Qin is indeed very good. And not only mechanically. It really shines in its art and over all style and so does its setting info. Maybe I am bit French like, but I miss some cool adventures for Qin, because it would deserve them. Luckily, I am not the DM in this case so I consume not produce this time, but nevertheless I still miss adventures.
In nomine Ordinis! & La vérité vaincra!
_______________________________
Currently playing: Qin: The Warring States
Currently GMing: Star Wars Saga, Esoterrorists

Dirk Remmecke

Quote from: Consonant DudeIf you gave the average French gamer a kickass, concise game that is open-ended, clearly written, evocative and smooth in play but has no adventures in it and has no supplements, he wouldn't know what the fuck to do with it.

Again, these aren't hard rules. But there's definitly a trend in that market to spell things out and for gamers to stick to "the published line" when gaming. That trend is also present in the US but seems like an epidemic in France.

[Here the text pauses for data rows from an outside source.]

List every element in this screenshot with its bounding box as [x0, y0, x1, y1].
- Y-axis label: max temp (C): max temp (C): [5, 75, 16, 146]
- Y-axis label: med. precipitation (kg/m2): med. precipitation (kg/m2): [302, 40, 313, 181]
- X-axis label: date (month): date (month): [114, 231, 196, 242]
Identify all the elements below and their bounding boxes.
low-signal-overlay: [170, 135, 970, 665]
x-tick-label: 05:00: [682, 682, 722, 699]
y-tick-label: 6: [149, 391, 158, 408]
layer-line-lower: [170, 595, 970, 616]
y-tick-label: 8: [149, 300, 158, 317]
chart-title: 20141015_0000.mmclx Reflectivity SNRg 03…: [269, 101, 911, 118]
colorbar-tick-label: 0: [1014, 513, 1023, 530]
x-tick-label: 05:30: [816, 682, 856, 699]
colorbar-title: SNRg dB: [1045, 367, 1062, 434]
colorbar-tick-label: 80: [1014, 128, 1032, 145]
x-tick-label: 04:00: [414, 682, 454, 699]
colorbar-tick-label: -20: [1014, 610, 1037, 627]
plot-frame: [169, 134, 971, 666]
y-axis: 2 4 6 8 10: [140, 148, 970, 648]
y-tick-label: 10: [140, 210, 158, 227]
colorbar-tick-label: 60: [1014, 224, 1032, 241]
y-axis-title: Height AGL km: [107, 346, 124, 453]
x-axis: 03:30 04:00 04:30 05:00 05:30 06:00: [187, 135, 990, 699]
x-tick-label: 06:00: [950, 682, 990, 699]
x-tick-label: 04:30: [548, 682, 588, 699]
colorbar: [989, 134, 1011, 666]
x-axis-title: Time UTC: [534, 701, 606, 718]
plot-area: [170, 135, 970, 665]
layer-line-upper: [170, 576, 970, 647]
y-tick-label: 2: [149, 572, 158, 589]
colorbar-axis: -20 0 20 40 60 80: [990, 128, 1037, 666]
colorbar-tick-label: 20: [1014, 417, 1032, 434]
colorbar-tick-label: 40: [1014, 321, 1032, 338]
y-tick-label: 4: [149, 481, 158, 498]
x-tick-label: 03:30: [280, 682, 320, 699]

I am also not sure if this is true.

Take for instance SimulacreS. That game went through five or six editions without nary a supplement at all. (Granted, the first three editions must have been on a fanzine level before Casus Belli polished the thing and published it as Hors Série #2 as a special edition of the regular magazine.)

After that the game saw thematically specialized editions (think: GURPS supplements with all the basic rules) - as a voodoo pirate setting (more than a decade before 50 Fathoms and Pirates of the Carribean), a cyberpunk game, a Jules Verne-ian gaslight punk game, a fantasy game... but apart from a two-page department in Casus Belli the game simply didn't have modules or supplements, and no official storyline whatsoever.

(And if I remember correctly it had some kind of free license attached to it? I don't know what kind of publications happened on the grass roots fanzine level.)


What I learned of a French gamer was that in the early nineties the market was divided between players of Nephilim and INV/MV, in a similar way that  German gamers played either D&D or DSA, or US gamers preferred either D&D or RQ (but I don't know if that dichotomy was equally apparent and defining in US scene).
That, and that almost no one played Nephilim as the serious Umberto Eco-like setting the designers had envisioned. Nephilim was used as a occult superhero game.
Swords & Wizardry & Manga ... oh my.